In this historical paper intended for non-logicians, the author focuses on the major contributions of Thoralf Skolem, who established first-order logic as the basis of mathematics. The author first outlines the history of mathematical logic, discussing Boole’s calculus, the quantifiers of Frege and Peirce (whose part is often forgotten), and Schröder’s algebra. Next, he investigates the early “collisions” between logic and mathematics, viz., the axiomatizations of geometry (by Hilbert) and of natural numbers (by Dedekind, Peano, and Russell and Whitehead), with only a cursory mention of set theory. The author gives a detailed account of the decisive influence of the emergence of Hilbertian formalism in the 1920s.
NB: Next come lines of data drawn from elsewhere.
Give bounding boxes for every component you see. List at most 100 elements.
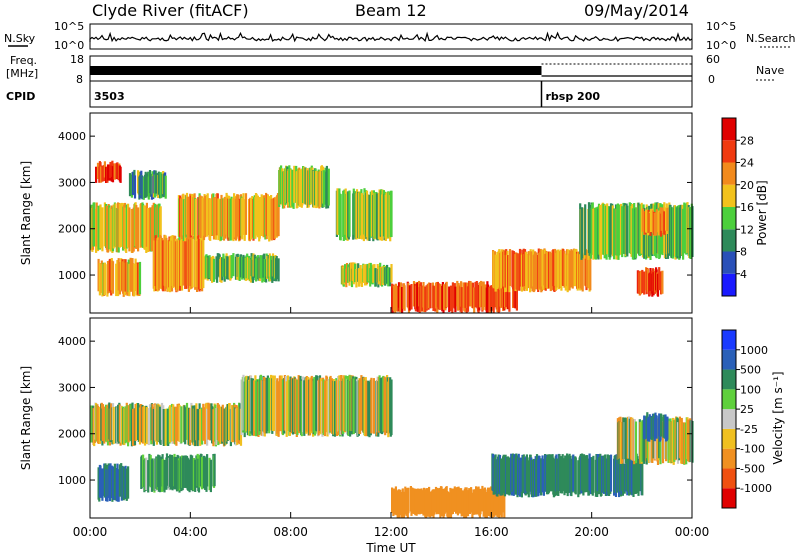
power-cell <box>142 176 145 200</box>
power-cell <box>220 194 223 237</box>
power-cell <box>209 199 212 241</box>
velocity-cell <box>169 457 172 490</box>
velocity-cell <box>176 403 179 441</box>
power-cell <box>653 212 656 236</box>
power-cell <box>237 257 240 281</box>
power-cell <box>381 189 384 236</box>
velocity-cell <box>420 488 423 514</box>
power-cell <box>226 256 229 280</box>
velocity-cell <box>148 453 151 487</box>
power-cell <box>131 208 134 253</box>
power-cell <box>355 269 358 288</box>
velocity-cell <box>137 404 140 442</box>
velocity-cell <box>167 409 170 446</box>
velocity-cell <box>251 378 254 435</box>
velocity-ylabel: Slant Range [km] <box>19 366 33 470</box>
power-cell <box>645 209 648 233</box>
velocity-cell <box>678 416 681 459</box>
power-cell <box>577 251 580 289</box>
power-cell <box>652 272 655 296</box>
velocity-cell <box>384 379 387 436</box>
power-cell <box>641 208 644 232</box>
velocity-cell <box>479 488 482 515</box>
velocity-cell <box>199 408 202 446</box>
power-cell <box>143 205 147 250</box>
velocity-cell <box>142 454 145 487</box>
velocity-cell <box>178 405 181 442</box>
power-cell <box>403 285 406 311</box>
velocity-cell <box>586 455 589 493</box>
power-cell <box>194 198 197 241</box>
power-cell <box>500 282 503 308</box>
nave-tick-top: 60 <box>706 53 720 66</box>
power-cell <box>386 264 389 284</box>
colorbar-swatch <box>722 428 736 449</box>
power-cell <box>425 285 428 311</box>
power-cell <box>151 205 154 250</box>
colorbar-tick-label: 16 <box>740 201 754 214</box>
power-cell <box>408 285 411 311</box>
velocity-cell <box>188 459 191 493</box>
velocity-cell <box>149 454 152 488</box>
power-cell <box>159 206 162 251</box>
colorbar-swatch <box>722 389 736 410</box>
velocity-cell <box>142 406 145 444</box>
power-cell <box>546 251 549 289</box>
power-cell <box>514 282 517 309</box>
velocity-cell <box>601 455 604 493</box>
power-cell <box>655 209 658 233</box>
xtick-label: 08:00 <box>273 525 308 539</box>
power-cell <box>191 193 194 236</box>
velocity-cell <box>378 375 381 431</box>
velocity-cell <box>221 404 224 442</box>
power-cell <box>266 255 269 279</box>
power-cell <box>640 270 643 294</box>
velocity-cell <box>418 488 421 515</box>
velocity-cell <box>538 455 541 493</box>
velocity-cell <box>294 378 297 434</box>
ytick-label: 4000 <box>58 335 86 348</box>
velocity-cell <box>628 418 631 461</box>
power-cell <box>99 204 102 249</box>
velocity-cell <box>317 379 320 436</box>
power-cell <box>348 190 351 237</box>
velocity-cell <box>609 454 613 492</box>
velocity-cell <box>368 381 371 438</box>
power-cell <box>613 208 616 260</box>
velocity-cell <box>683 422 686 465</box>
xtick-label: 04:00 <box>173 525 208 539</box>
power-cell <box>376 194 379 241</box>
velocity-cell <box>117 469 120 502</box>
velocity-cell <box>673 420 676 462</box>
power-cell <box>135 205 138 249</box>
velocity-cell <box>417 488 420 515</box>
velocity-cell <box>458 488 461 514</box>
velocity-cell <box>632 460 635 497</box>
velocity-cell <box>303 380 306 436</box>
power-cell <box>157 171 160 195</box>
power-cell <box>109 207 112 252</box>
power-cell <box>156 204 159 249</box>
power-cell <box>666 207 669 231</box>
noise-tick-top-left: 10^5 <box>54 20 84 33</box>
power-cell <box>133 263 136 297</box>
power-cell <box>100 166 103 183</box>
power-cell <box>581 207 584 259</box>
power-cell <box>232 253 235 277</box>
power-cell <box>116 162 119 179</box>
velocity-cell <box>98 406 101 444</box>
velocity-cell <box>508 458 511 496</box>
velocity-cell <box>326 380 329 437</box>
power-cell <box>127 203 130 248</box>
velocity-cell <box>526 457 529 495</box>
velocity-cell <box>125 468 128 501</box>
velocity-cell <box>268 377 271 434</box>
power-cell <box>671 207 675 259</box>
freq-label-1: Freq. <box>10 54 37 67</box>
colorbar-swatch <box>722 207 736 230</box>
power-cell <box>457 283 460 309</box>
colorbar-swatch <box>722 409 736 429</box>
power-cell <box>186 234 189 286</box>
velocity-cell <box>289 376 292 433</box>
power-cell <box>315 171 318 209</box>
The paper ends with Skolem’s work.
The author’s thesis is that logic has narrowed down to first-order with Skolem reduction. More seriously, the existence of countable models via the Löwenheim-Skolem Theorem leads to relativism, thereby going against the wishes of the pioneers of axiomatization: “the house was divided against itself.” But the history of the interface between logic and mathematics did not end in 1940. The work of Cohen and his contemporaries has significantly increased our knowledge: various new second-order axioms have been tested with no decisive achievement.
The paper is hampered by a lack of notations and symbols. Although a glossary is included, some notions of logic (e.g., axiom schemata) are used with no explanation.